Harold Wilson: Mrs. Wilson's Diary
Mrs Wilson's Diary was the imaginary diary of Prime Minister Harold Wilson's wife Mary, in the style of the then-popular BBC radio serial Mrs Dale's Diary. Written primarily by John Wells with input from Richard Ingrams and Peter Cook, it chronicled the events in Wilson's life from Mary's more down-to-earth and homely perspective. Mrs Wilson was presented as seeing herself as comfortably middle class, in contrast to the working class pretensions (and middle class actuality) of her husband, for example the Wincarnis (a brand of tonic wine) and the worsted suits with two pairs of trousers (Wilson was from Huddersfield, a town famous for the manufacture of worsted cloth).

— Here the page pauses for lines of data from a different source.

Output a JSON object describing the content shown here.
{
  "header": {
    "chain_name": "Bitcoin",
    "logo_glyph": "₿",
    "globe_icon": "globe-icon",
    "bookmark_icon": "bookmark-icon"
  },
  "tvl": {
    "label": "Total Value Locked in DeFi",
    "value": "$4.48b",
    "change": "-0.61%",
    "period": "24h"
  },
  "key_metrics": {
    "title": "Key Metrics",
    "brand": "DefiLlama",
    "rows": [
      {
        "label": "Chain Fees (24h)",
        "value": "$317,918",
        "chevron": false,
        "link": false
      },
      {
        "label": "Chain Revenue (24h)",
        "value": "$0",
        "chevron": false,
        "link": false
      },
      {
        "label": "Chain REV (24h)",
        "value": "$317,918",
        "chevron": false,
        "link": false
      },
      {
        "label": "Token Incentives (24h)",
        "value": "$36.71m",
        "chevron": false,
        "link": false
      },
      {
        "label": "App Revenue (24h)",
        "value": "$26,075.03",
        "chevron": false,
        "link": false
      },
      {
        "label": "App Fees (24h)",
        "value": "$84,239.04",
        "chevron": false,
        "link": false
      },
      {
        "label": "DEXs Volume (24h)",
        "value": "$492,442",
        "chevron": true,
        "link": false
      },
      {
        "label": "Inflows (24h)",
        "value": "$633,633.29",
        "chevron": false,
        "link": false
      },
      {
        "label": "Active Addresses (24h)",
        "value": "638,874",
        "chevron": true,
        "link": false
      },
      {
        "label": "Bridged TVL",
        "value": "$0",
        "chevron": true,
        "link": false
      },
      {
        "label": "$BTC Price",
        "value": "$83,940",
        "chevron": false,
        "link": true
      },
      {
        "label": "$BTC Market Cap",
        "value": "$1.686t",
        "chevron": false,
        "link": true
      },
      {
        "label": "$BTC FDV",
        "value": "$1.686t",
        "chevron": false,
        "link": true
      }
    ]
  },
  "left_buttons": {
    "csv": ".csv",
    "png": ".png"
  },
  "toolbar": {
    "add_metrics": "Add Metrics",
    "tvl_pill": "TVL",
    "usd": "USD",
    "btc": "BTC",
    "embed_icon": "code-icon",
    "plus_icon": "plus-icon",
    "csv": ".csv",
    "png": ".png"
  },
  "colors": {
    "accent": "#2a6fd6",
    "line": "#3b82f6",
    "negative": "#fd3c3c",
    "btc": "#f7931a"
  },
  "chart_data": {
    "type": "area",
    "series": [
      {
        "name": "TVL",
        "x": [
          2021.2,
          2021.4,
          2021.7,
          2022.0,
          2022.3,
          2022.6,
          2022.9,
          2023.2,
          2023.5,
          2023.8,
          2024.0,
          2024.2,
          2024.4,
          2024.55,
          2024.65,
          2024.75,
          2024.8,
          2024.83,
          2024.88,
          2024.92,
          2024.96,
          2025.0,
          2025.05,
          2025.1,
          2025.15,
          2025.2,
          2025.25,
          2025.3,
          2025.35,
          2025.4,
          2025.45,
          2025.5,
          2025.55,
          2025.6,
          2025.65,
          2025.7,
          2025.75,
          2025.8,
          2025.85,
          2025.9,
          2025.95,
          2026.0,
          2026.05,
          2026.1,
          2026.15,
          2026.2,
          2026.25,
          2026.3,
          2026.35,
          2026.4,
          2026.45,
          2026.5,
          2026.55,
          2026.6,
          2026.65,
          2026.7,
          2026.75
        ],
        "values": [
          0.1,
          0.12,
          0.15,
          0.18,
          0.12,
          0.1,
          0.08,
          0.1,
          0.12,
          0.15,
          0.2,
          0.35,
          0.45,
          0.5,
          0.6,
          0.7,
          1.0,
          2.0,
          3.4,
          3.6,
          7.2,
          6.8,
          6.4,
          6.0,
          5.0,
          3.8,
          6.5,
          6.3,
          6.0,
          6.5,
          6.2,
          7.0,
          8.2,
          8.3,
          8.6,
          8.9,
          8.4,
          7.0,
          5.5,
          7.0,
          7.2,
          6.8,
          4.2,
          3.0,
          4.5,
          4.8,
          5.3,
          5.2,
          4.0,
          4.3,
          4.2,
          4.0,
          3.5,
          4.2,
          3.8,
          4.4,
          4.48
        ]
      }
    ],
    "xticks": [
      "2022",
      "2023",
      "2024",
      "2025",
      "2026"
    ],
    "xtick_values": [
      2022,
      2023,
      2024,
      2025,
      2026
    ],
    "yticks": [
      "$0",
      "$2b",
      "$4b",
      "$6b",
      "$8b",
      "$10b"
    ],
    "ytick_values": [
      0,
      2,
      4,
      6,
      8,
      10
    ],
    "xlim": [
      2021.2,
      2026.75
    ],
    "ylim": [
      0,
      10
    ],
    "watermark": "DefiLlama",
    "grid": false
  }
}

The "Diary" caught the mood of the nation in the mid to late sixties, and helped to raise the profile of the magazine from a fledgling publication to that of a popular and well-known satirical voice. The column subsequently appeared as a sketch on satirical television programmes, and was adapted as a musical play under the eye of Joan Littlewood (music by Jeremy Taylor), being performed in the West End. It also inspired a similar feature in the American magazine National Lampoon named Mrs Agnew's Diary, purporting to be the actual journal of Vice President Spiro Agnew's wife.